“O tempo de
Bolsonaro
Por William
Waack
No universo da
física newtoniana no qual vivemos o tempo tem uma medida padrão igual para todo
mundo. Não é a que vale para os cem dias de Jair Bolsonaro na Presidência. O
tempo da política nem sempre combina com a duração das unidades do tempo
cronológico. Para o atual governo, o tempo subjetivo correu muito mais rápido.
Essa rapidez na
passagem do “tempo político” é em função de dois fenômenos separados, mas que
andam de mãos dadas. Um é o grau de expectativa do público em geral frente ao
governo que prometeu mudar o País em prazo recorde. O outro é o grau de
intolerância e descrédito com que o mesmo público em geral encara a política.
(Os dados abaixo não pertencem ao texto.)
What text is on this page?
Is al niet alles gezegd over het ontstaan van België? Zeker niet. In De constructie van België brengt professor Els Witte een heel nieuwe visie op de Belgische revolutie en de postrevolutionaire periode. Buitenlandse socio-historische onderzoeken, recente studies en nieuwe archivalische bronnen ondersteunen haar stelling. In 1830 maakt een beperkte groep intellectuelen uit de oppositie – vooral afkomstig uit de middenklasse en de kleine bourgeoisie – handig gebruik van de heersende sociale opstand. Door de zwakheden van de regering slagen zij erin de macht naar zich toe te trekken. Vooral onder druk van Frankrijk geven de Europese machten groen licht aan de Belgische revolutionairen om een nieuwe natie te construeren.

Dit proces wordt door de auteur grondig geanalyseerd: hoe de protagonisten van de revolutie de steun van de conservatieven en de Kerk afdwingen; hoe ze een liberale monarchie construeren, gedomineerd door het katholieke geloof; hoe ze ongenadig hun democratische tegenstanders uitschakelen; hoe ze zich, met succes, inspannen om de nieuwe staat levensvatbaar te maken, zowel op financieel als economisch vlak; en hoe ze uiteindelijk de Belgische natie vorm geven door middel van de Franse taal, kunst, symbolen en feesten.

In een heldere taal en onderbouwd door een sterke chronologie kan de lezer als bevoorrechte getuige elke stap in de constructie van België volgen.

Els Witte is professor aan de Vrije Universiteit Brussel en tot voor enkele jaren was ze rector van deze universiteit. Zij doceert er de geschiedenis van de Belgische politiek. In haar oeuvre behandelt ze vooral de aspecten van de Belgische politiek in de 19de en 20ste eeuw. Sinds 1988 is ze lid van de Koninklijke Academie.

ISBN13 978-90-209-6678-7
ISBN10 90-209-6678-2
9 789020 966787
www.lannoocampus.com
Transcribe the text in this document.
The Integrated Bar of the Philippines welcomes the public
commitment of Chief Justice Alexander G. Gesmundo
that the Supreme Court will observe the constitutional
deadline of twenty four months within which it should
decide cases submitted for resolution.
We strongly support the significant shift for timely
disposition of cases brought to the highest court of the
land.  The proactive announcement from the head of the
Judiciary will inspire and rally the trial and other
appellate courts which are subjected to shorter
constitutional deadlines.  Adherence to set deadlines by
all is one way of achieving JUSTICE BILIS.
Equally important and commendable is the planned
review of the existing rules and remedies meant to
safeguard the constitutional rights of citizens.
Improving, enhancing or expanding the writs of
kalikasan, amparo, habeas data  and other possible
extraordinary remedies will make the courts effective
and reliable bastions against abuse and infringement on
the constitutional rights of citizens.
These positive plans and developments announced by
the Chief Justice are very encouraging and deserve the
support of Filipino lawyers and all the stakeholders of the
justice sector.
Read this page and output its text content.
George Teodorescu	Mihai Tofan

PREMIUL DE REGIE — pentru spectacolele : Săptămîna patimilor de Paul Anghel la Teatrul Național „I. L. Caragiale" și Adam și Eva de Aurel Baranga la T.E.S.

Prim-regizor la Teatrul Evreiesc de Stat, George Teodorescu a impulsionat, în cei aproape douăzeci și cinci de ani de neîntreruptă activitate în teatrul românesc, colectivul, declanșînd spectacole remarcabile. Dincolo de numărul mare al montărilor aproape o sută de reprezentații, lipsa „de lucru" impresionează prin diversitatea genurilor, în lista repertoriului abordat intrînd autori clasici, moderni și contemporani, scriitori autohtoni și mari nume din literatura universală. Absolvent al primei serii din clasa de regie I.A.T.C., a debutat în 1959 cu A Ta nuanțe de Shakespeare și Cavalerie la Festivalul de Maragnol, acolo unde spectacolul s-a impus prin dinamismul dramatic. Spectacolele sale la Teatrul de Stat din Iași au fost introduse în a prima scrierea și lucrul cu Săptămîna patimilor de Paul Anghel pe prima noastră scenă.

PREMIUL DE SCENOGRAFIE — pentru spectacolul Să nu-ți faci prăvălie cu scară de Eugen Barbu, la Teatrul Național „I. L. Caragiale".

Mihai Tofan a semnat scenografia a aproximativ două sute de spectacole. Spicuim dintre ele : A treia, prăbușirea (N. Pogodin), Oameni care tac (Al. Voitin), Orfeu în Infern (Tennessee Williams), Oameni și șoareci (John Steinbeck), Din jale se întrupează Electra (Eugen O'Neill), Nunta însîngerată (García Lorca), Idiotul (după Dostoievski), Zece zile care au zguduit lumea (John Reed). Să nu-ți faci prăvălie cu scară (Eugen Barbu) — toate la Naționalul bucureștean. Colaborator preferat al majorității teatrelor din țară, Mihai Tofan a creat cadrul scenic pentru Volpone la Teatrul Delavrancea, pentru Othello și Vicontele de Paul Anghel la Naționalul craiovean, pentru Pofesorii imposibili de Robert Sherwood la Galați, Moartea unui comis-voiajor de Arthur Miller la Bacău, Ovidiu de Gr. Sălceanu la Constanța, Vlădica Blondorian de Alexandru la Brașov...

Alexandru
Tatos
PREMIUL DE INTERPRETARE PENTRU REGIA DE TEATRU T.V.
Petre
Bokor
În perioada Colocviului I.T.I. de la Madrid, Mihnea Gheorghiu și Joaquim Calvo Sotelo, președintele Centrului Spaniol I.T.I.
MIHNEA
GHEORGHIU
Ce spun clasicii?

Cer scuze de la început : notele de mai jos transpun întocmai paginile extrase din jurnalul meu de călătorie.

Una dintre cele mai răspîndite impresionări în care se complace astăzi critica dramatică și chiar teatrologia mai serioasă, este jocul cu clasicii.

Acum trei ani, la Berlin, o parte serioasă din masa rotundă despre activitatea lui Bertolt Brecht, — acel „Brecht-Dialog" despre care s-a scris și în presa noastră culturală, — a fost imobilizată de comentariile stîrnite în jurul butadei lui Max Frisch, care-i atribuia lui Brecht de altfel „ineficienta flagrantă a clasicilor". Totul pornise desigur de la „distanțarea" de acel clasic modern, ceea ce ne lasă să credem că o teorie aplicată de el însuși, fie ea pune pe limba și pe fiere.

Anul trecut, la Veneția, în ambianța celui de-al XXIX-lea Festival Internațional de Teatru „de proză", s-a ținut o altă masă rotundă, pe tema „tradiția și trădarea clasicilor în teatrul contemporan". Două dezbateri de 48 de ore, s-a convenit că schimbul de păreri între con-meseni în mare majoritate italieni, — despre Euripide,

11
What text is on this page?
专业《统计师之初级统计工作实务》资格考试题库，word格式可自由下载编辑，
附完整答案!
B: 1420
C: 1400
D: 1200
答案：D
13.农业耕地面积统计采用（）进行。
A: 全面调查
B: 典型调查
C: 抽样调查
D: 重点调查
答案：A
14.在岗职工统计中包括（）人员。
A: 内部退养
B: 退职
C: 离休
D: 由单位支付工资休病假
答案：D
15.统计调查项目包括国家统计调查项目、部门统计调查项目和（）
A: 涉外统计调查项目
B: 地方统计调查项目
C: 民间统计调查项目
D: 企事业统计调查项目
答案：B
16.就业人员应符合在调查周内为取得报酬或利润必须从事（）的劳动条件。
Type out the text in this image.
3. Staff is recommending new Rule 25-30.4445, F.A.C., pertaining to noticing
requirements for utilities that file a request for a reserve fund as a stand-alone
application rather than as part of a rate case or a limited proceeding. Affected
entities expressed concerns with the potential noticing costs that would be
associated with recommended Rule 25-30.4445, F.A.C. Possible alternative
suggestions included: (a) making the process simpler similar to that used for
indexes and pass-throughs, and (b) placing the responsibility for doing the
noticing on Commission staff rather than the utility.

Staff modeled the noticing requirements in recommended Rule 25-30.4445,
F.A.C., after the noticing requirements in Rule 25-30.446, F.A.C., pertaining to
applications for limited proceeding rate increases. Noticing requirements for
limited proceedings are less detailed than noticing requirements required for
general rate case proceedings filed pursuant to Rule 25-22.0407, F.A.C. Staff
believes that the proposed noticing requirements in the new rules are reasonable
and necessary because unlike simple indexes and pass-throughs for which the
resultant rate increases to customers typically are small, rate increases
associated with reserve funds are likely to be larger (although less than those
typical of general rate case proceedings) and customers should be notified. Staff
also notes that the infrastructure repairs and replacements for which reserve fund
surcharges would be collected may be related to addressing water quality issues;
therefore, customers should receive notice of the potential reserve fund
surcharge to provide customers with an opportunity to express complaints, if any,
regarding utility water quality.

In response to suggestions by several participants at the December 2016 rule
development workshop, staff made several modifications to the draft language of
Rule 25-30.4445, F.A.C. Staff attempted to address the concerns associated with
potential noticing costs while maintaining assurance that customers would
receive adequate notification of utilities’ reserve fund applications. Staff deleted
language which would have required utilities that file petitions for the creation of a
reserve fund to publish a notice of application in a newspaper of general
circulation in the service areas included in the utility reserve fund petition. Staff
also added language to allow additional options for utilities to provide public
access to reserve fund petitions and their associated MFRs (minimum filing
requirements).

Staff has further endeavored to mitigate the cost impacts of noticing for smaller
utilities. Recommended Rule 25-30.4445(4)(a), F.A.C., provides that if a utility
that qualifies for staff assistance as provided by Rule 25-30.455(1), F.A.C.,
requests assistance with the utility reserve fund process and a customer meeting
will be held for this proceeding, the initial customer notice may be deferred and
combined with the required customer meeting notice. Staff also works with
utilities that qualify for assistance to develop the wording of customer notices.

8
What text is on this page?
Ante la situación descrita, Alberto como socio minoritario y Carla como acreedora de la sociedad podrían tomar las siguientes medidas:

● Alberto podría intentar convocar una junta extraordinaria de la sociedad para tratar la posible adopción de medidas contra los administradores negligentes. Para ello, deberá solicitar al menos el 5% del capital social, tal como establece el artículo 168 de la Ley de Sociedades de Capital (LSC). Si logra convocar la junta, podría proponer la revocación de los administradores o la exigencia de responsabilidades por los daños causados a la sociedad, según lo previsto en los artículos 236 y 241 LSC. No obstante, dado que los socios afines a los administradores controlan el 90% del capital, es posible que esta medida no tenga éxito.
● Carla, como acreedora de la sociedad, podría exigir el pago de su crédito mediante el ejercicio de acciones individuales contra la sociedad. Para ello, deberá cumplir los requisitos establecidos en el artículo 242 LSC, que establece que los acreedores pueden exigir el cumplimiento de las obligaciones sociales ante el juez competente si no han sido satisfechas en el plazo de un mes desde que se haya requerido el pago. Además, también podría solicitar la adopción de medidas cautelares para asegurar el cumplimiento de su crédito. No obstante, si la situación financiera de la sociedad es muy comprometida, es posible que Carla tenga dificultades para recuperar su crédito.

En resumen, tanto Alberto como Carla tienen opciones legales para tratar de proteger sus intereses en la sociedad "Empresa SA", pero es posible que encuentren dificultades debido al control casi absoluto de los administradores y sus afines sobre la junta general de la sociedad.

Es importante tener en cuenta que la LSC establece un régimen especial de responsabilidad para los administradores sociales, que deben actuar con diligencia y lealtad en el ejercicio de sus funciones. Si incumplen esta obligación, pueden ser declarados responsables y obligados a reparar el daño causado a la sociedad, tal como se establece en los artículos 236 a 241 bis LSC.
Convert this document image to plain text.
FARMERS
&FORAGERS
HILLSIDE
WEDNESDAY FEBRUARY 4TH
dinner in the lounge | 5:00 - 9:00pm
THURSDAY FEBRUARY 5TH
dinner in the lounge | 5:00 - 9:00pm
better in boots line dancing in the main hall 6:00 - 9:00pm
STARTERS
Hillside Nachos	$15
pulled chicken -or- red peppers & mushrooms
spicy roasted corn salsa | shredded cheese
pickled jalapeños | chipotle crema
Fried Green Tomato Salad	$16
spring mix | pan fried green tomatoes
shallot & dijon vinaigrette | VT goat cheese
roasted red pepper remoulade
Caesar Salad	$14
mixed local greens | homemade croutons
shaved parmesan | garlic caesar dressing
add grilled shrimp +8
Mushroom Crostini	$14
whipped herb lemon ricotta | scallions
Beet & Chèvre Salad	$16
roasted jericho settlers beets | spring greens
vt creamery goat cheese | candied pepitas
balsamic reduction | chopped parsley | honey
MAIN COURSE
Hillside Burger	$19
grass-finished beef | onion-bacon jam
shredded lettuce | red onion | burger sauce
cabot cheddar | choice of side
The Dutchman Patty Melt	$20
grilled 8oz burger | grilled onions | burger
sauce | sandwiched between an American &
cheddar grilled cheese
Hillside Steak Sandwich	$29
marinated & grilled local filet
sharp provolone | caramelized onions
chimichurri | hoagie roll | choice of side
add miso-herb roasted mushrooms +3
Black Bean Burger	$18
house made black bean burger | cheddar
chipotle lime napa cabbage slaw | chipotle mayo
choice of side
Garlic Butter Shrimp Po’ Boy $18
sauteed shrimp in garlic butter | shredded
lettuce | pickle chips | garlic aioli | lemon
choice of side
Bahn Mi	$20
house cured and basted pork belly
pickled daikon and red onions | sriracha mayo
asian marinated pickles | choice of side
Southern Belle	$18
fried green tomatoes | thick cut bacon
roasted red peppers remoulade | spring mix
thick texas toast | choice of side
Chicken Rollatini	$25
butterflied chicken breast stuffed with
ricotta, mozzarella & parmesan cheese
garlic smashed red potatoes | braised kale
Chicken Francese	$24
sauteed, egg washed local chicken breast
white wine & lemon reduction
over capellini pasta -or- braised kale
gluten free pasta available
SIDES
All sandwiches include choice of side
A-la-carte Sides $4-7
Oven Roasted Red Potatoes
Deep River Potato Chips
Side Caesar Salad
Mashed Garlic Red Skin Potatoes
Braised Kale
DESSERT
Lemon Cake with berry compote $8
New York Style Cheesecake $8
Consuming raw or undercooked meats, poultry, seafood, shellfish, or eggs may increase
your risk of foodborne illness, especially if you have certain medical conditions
Jair Bolsonaro incentivou e continua incentivando os dois fenômenos.
Não adianta,
como integrantes do governo tentam, enumerar medidas, decretos, projetos,
propostas ou nomeações como forma de “provar” que as coisas andaram rápido. Nem
adianta se queixar de “impaciência” por parte de milhões de pessoas que
abraçaram a forte ilusão, reiterada em campanha eleitoral, segundo a qual o
capitão resolveria logo o pelotão de problemas.
Serve menos
ainda no atual ambiente político argumentar – tema recorrente nas redes sociais
mantidas em estado de permanente efervescência – que o governo herdou um País
arrebentado por sucessivas administrações perdulárias. E que dez, ou 20, ou 30
anos de incompetência não se revertem em uns três meses. É como esperar que o
apego subjetivo e emocional à esperança de mudança imediata seja transformado
numa postura calma e racional por quem grita há meses “temos de acabar com tudo
o que está aí”.
São conhecidos e
foram tratados exaustivamente por toda parte os problemas do governo para lutar
na batalha da comunicação, na articulação política para aprovação de reformas,
na coordenação de suas prioridades, no estabelecimento de estratégias, na
escolha entre as diversas (e até antagônicas) forças políticas que o sustentam
– nisso incluindo a personalidade do presidente e a influência aberta ou velada
de entes familiares que o cercam.
Em parte as
dificuldades resultam de frases de campanha eleitoral que se transformaram em
armadilhas conceituais. A principal delas é a diferenciação, totalmente falsa,
entre “velha” e “nova” política, quando o que existe é política, à qual pode se
dedicar um governante com maior ou menor competência. Em parte as mesmas
dificuldades resultam do famoso “modo negação”: é quando o governante,
relutando em enfrentar os dados da realidade, atribui a um sujeito oculto ou a
uma nebulosa conspiração os obstáculos que não consegue superar (como articular
eficientemente uma base de apoio no Legislativo, por exemplo).
Mas talvez a
maior dificuldade tenha sido encarar o fato de que o tempo, especialmente o
psicológico, mas também o cronológico –, está trabalhando contra, e não a favor
do capital político conquistado com a vitória eleitoral em 2018. Há uma urgente
necessidade de se atacar questões de curtíssimo prazo e enorme impacto, como a
da reforma da Previdência, que não parece refletida na organização e
coordenação dos esforços políticos do governo – notório, até aqui, em dissipar
parte da energia em temas irrelevantes para lidar com um sufoco como o da crise
fiscal.
Um dos efeitos –
positivo do ponto de vista da necessidade de aprovação de reformas
estruturantes – desse período inicial de impaciência e franca intolerância é a
mobilização de várias camadas de elites (política, militar e empresarial) para
dar um sentido e direção práticos ao que o governo prometeu fazer e, na
percepção generalizada, está gastando tempo subjetivo demais. É a promessa de
libertar um país de suas próprias amarras.”